- The Swiss market sentiment is 55% bearish (+2%)
- 57% of pending orders in the 100-pip range are set to BUY
- Upcoming fundamental events: US (Core) Durable Goods Orders m/m, Fed Chair Powell to speak, Jackson Hole Symposium
The US Dollar showed strengthened against the US Dollar on Thursday, being located at 111.50 early today.
The Census Bureau released Retail Sales data that came better-than-expected of 0.5% to forecasted 0.1%. The data represents a good sign for the Greenback, as well as an increase of total value of sales at the retail level.
Michael Feroli, an economist at JPMorgan Chase said: "It gives us comfort that consumers are nowhere near to being as overstretched as they were in the years heading into the Great Recession".
Powell speaks today
Friday's trading session will start with the US monthly Durable Goods Orders at 1230GMT. The market expectation about the core reading is a 0.5% advance during the month of July. The event will be covered by Dukascopy Analytics on the bank's live webinar platform. The cover will start at 12:20 GMT.
Another important fundamental event that could shake the given currency pair is a speech by the Fed Chair Jerome Powell who is to address ‘Monetary Policy in a Changing Economy' at 1400GMT.
USD/JPY breaks pattern
The Japanese Yen has still been depreciating against the US Dollar during the last three days. The main pair passed through the monthly PP( 110.692) and tested weekly R1 during Thursday's trading session. In general, the US Dollar recovered 0.85% from Wednesday night until Friday morning.On Friday morning, the main pair was at 1.1270 showing strong bullish signals. The US Dollar passed through all SMAs on Wednesday and breaks pattern starting from yesterday's session. On Friday, we can observe that the currency movement is trying to fit into the existing trend line.

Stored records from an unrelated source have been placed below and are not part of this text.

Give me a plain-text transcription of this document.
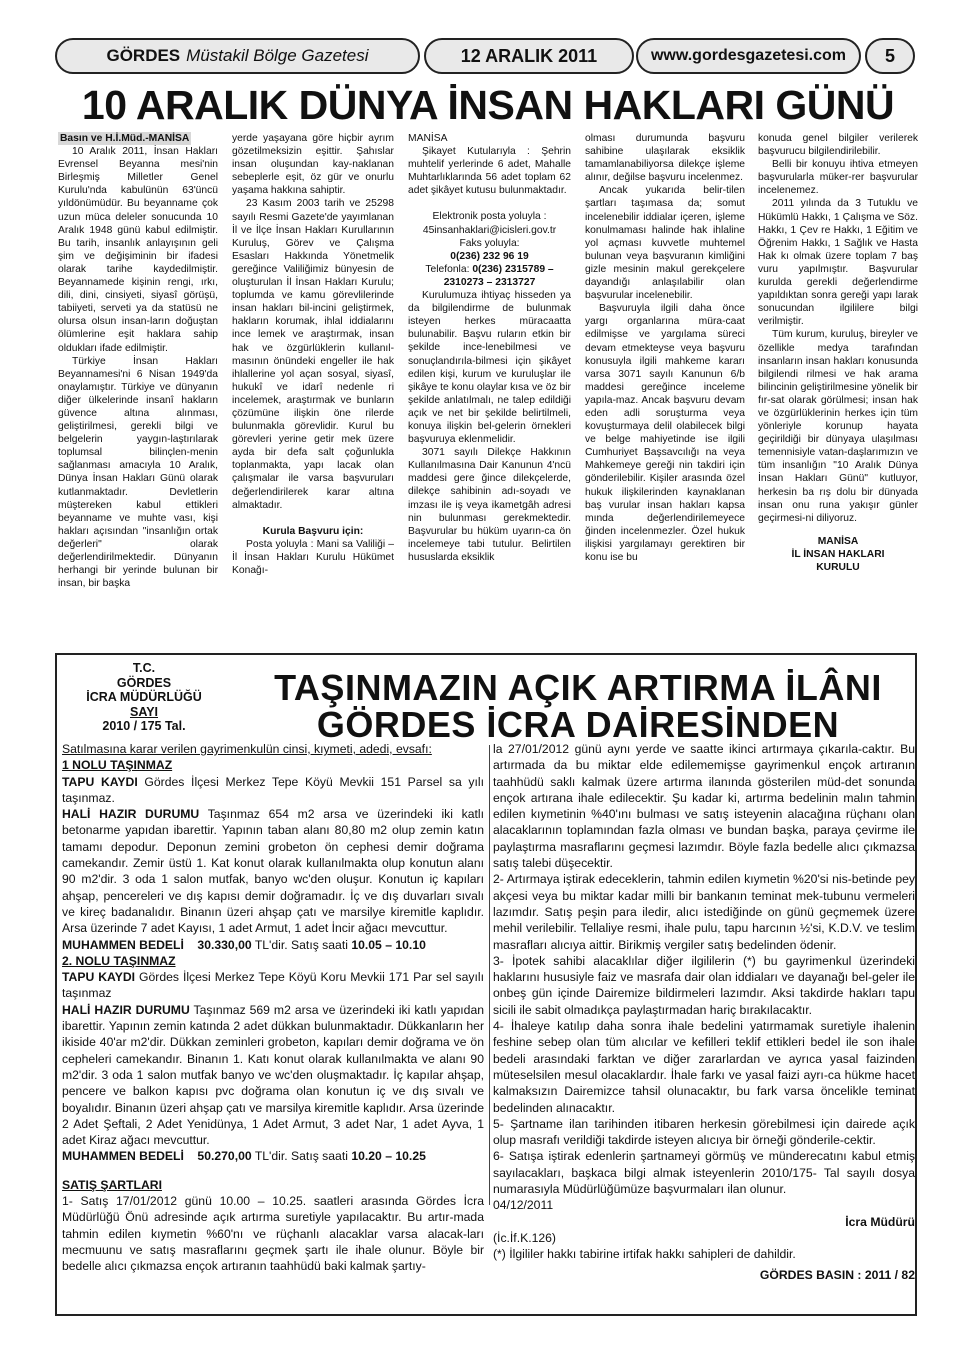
GÖRDES Müstakil Bölge Gazetesi	12 ARALIK 2011	www.gordesgazetesi.com	5
10 ARALIK DÜNYA İNSAN HAKLARI GÜNÜ
Basın ve H.İ.Müd.-MANİSA

10 Aralık 2011, İnsan Hakları Evrensel Beyanna mesi'nin Birleşmiş Milletler Genel Kurulu'nda kabulünün 63'üncü yıldönümüdür. Bu beyanname çok uzun müca deleler sonucunda 10 Aralık 1948 günü kabul edilmiştir. Bu tarih, insanlık anlayışının geli şim ve değişiminin bir ifadesi olarak tarihe kaydedilmiştir. Beyannamede kişinin rengi, ırkı, dili, dini, cinsiyeti, siyasî görüşü, tabiiyeti, serveti ya da statüsü ne olursa olsun insan-ların doğuştan ölümlerine eşit haklara sahip oldukları ifade edilmiştir.

Türkiye İnsan Hakları Beyannamesi'ni 6 Nisan 1949'da onaylamıştır. Türkiye ve dünyanın diğer ülkelerinde insanî hakların güvence altına alınması, geliştirilmesi, gerekli bilgi ve belgelerin yaygın-laştırılarak toplumsal bilinçlen-menin sağlanması amacıyla 10 Aralık, Dünya İnsan Hakları Günü olarak kutlanmaktadır. Devletlerin müştereken kabul ettikleri beyanname ve muhte vası, kişi hakları açısından "insanlığın ortak değerleri" olarak değerlendirilmektedir. Dünyanın herhangi bir yerinde bulunan bir insan, bir başka

yerde yaşayana göre hiçbir ayrım gözetilmeksizin eşittir. Şahıslar insan oluşundan kay-naklanan sebeplerle eşit, öz gür ve onurlu yaşama hakkına sahiptir.

23 Kasım 2003 tarih ve 25298 sayılı Resmi Gazete'de yayımlanan İl ve İlçe İnsan Hakları Kurullarının Kuruluş, Görev ve Çalışma Esasları Hakkında Yönetmelik gereğince Valiliğimiz bünyesin de oluşturulan İl İnsan Hakları Kurulu; toplumda ve kamu görevlilerinde insan hakları bil-incini geliştirmek, hakların korumak, ihlal iddialarını ince lemek ve araştırmak, insan hak ve özgürlüklerin kullanıl-masının önündeki engeller ile hak ihlallerine yol açan sosyal, siyasî, hukukî ve idarî nedenle ri incelemek, araştırmak ve bunların çözümüne ilişkin öne rilerde bulunmakla görevlidir. Kurul bu görevleri yerine getir mek üzere ayda bir defa salt çoğunlukla toplanmakta, yapı lacak olan çalışmalar ile varsa başvuruları değerlendirilerek karar altına almaktadır.

Kurula Başvuru için:

Posta yoluyla : Mani sa Valiliği – İl İnsan Hakları Kurulu Hükümet Konağı-

MANİSA

Şikayet Kutularıyla : Şehrin muhtelif yerlerinde 6 adet, Mahalle Muhtarlıklarında 56 adet toplam 62 adet şikâyet kutusu bulunmaktadır.

Elektronik posta yoluyla :

45insanhaklari@icisleri.gov.tr

Faks yoluyla:

0(236) 232 96 19

Telefonla: 0(236) 2315789 –

2310273 – 2313727

Kurulumuza ihtiyaç hisseden ya da bilgilendirme de bulunmak isteyen herkes müracaatta bulunabilir. Başvu ruların etkin bir şekilde ince-lenebilmesi ve sonuçlandırıla-bilmesi için şikâyet edilen kişi, kurum ve kuruluşlar ile şikâye te konu olaylar kısa ve öz bir şekilde anlatılmalı, ne talep edildiği açık ve net bir şekilde belirtilmeli, konuya ilişkin bel-gelerin örnekleri başvuruya eklenmelidir.

3071 sayılı Dilekçe Hakkının Kullanılmasına Dair Kanunun 4'ncü maddesi gere ğince dilekçelerde, dilekçe sahibinin adı-soyadı ve imzası ile iş veya ikametgâh adresi nin bulunması gerekmektedir. Başvurular bu hüküm uyarın-ca ön incelemeye tabi tutulur. Belirtilen hususlarda eksiklik

olması durumunda başvuru sahibine ulaşılarak eksiklik tamamlanabiliyorsa dilekçe işleme alınır, değilse başvuru incelenmez.

Ancak yukarıda belir-tilen şartları taşımasa da; somut incelenebilir iddialar içeren, işleme konulmaması halinde hak ihlaline yol açması kuvvetle muhtemel bulunan veya başvuranın kimliğini gizle mesinin makul gerekçelere dayandığı anlaşılabilir olan başvurular incelenebilir.

Başvuruyla ilgili daha önce yargı organlarına müra-caat edilmişse ve yargılama süreci devam etmekteyse veya başvuru konusuyla ilgili mahkeme kararı varsa 3071 sayılı Kanunun 6/b maddesi gereğince inceleme yapıla-maz. Ancak başvuru devam eden adli soruşturma veya kovuşturmaya delil olabilecek bilgi ve belge mahiyetinde ise ilgili Cumhuriyet Başsavcılığı na veya Mahkemeye gereği nin takdiri için gönderilebilir. Kişiler arasında özel hukuk ilişkilerinden kaynaklanan baş vurular insan hakları kapsa mında değerlendirilemeyece ğinden incelenmezler. Özel hukuk ilişkisi yargılamayı gerektiren bir konu ise bu

konuda genel bilgiler verilerek başvurucu bilgilendirilebilir.

Belli bir konuyu ihtiva etmeyen başvurularla müker-rer başvurular incelenemez.

2011 yılında da 3 Tutuklu ve Hükümlü Hakkı, 1 Çalışma ve Söz. Hakkı, 1 Çev re Hakkı, 1 Eğitim ve Öğrenim Hakkı, 1 Sağlık ve Hasta Hak kı olmak üzere toplam 7 baş vuru yapılmıştır. Başvurular kurulda gerekli değerlendirme yapıldıktan sonra gereği yapı larak sonucundan ilgililere bilgi verilmiştir.

Tüm kurum, kuruluş, bireyler ve özellikle medya tarafından insanların insan hakları konusunda bilgilendi rilmesi ve hak arama bilincinin geliştirilmesine yönelik bir fır-sat olarak görülmesi; insan hak ve özgürlüklerinin herkes için tüm yönleriyle korunup hayata geçirildiği bir dünyaya ulaşılması temennisiyle vatan-daşlarımızın ve tüm insanlığın "10 Aralık Dünya İnsan Hakları Günü" kutluyor, herkesin ba rış dolu bir dünyada insan onu runa yakışır günler geçirmesi-ni diliyoruz.

MANİSA

İL İNSAN HAKLARI

KURULU

T.C.
GÖRDES
İCRA MÜDÜRLÜĞÜ
SAYI
2010 / 175 Tal.
TAŞINMAZIN AÇIK ARTIRMA İLÂNI
GÖRDES İCRA DAİRESİNDEN

Satılmasına karar verilen gayrimenkulün cinsi, kıymeti, adedi, evsafı:

1 NOLU TAŞINMAZ

TAPU KAYDI Gördes İlçesi Merkez Tepe Köyü Mevkii 151 Parsel sa yılı taşınmaz.

HALİ HAZIR DURUMU Taşınmaz 654 m2 arsa ve üzerindeki iki katlı betonarme yapıdan ibarettir. Yapının taban alanı 80,80 m2 olup zemin katın tamamı depodur. Deponun zemini grobeton ön cephesi demir doğrama camekandır. Zemir üstü 1. Kat konut olarak kullanılmakta olup konutun alanı 90 m2'dir. 3 oda 1 salon mutfak, banyo wc'den oluşur. Konutun iç kapıları ahşap, pencereleri ve dış kapısı demir doğramadır. İç ve dış duvarları sıvalı ve kireç badanalıdır. Binanın üzeri ahşap çatı ve marsilye kiremitle kaplıdır. Arsa üzerinde 7 adet Kayısı, 1 adet Armut, 1 adet İncir ağacı mevcuttur.

MUHAMMEN BEDELİ 30.330,00 TL'dir. Satış saati 10.05 – 10.10

2. NOLU TAŞINMAZ

TAPU KAYDI Gördes İlçesi Merkez Tepe Köyü Koru Mevkii 171 Par sel sayılı taşınmaz

HALİ HAZIR DURUMU Taşınmaz 569 m2 arsa ve üzerindeki iki katlı yapıdan ibarettir. Yapının zemin katında 2 adet dükkan bulunmaktadır. Dükkanların her ikiside 40'ar m2'dir. Dükkan zeminleri grobeton, kapıları demir doğrama ve ön cepheleri camekandır. Binanın 1. Katı konut olarak kullanılmakta ve alanı 90 m2'dir. 3 oda 1 salon mutfak banyo ve wc'den oluşmaktadır. İç kapılar ahşap, pencere ve balkon kapısı pvc doğrama olan konutun iç ve dış sıvalı ve boyalıdır. Binanın üzeri ahşap çatı ve marsilya kiremitle kaplıdır. Arsa üzerinde 2 Adet Şeftali, 2 Adet Yenidünya, 1 Adet Armut, 3 adet Nar, 1 adet Ayva, 1 adet Kiraz ağacı mevcuttur.

MUHAMMEN BEDELİ 50.270,00 TL'dir. Satış saati 10.20 – 10.25

SATIŞ ŞARTLARI

1- Satış 17/01/2012 günü 10.00 – 10.25. saatleri arasında Gördes İcra Müdürlüğü Önü adresinde açık artırma suretiyle yapılacaktır. Bu artır-mada tahmin edilen kıymetin %60'nı ve rüçhanlı alacaklar varsa alacak-ları mecmuunu ve satış masraflarını geçmek şartı ile ihale olunur. Böyle bir bedelle alıcı çıkmazsa ençok artıranın taahhüdü baki kalmak şartıy-

la 27/01/2012 günü aynı yerde ve saatte ikinci artırmaya çıkarıla-caktır. Bu artırmada da bu miktar elde edilememişse gayrimenkul ençok artıranın taahhüdü saklı kalmak üzere artırma ilanında gösterilen müd-det sonunda ençok artırana ihale edilecektir. Şu kadar ki, artırma bedelinin malın tahmin edilen kıymetinin %40'ını bulması ve satış isteyenin alacağına rüçhanı olan alacaklarının toplamından fazla olması ve bundan başka, paraya çevirme ile paylaştırma masraflarını geçmesi lazımdır. Böyle fazla bedelle alıcı çıkmazsa satış talebi düşecektir.

2- Artırmaya iştirak edeceklerin, tahmin edilen kıymetin %20'si nis-betinde pey akçesi veya bu miktar kadar milli bir bankanın teminat mek-tubunu vermeleri lazımdır. Satış peşin para iledir, alıcı istediğinde on günü geçmemek üzere mehil verilebilir. Tellaliye resmi, ihale pulu, tapu harcının ½'si, K.D.V. ve teslim masrafları alıcıya aittir. Birikmiş vergiler satış bedelinden ödenir.

3- İpotek sahibi alacaklılar diğer ilgililerin (*) bu gayrimenkul üzerindeki haklarını hususiyle faiz ve masrafa dair olan iddiaları ve dayanağı bel-geler ile onbeş gün içinde Dairemize bildirmeleri lazımdır. Aksi takdirde hakları tapu sicili ile sabit olmadıkça paylaştırmadan hariç bırakılacaktır.

4- İhaleye katılıp daha sonra ihale bedelini yatırmamak suretiyle ihalenin feshine sebep olan tüm alıcılar ve kefilleri teklif ettikleri bedel ile son ihale bedeli arasındaki farktan ve diğer zararlardan ve ayrıca yasal faizinden müteselsilen mesul olacaklardır. İhale farkı ve yasal faizi ayrı-ca hükme hacet kalmaksızın Dairemizce tahsil olunacaktır, bu fark varsa öncelikle teminat bedelinden alınacaktır.

5- Şartname ilan tarihinden itibaren herkesin görebilmesi için dairede açık olup masrafı verildiği takdirde isteyen alıcıya bir örneği gönderile-cektir.

6- Satışa iştirak edenlerin şartnameyi görmüş ve münderecatını kabul etmiş sayılacakları, başkaca bilgi almak isteyenlerin 2010/175- Tal sayılı dosya numarasıyla Müdürlüğümüze başvurmaları ilan olunur.

04/12/2011

İcra Müdürü

(İc.İf.K.126)

(*) İlgililer hakkı tabirine irtifak hakkı sahipleri de dahildir.

GÖRDES BASIN : 2011 / 82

The 55-hour and 100-hour SMAs have crossed during yesterday's trading session as it was expected. However, the 200-hour SMA has joining the club crossing the 55-hour SMA early on Friday.
Hourly Chart
It is apparent on the daily chart that the USD/JPY exchange rate breached the prevailing wedge pattern to the upside on Thursday. It means that the pair might try to push towards the breached channel line and the monthly PP circa 112.00.
Technical indicators, however, are tilted more to the bearish side. It means that the Greenback's target during the following days could be the 100- and 200-day SMAs at 110.00.
Daily chart
The Swiss Foreign Exchange sentiment was 55% short on Friday morning.
In the meantime, trader set up orders have abandoned the neutral zone, standing at 53% long positions.
53% of Saxo Bank traders are short today, compared with 56% being long on Thursday. Meanwhile, OANDA traders are now neutral.
It can be clearly seen that the global forex market participants are unsure what will be the next move on the charts of the USD/JPY, as the bears and bulls are almost balanced.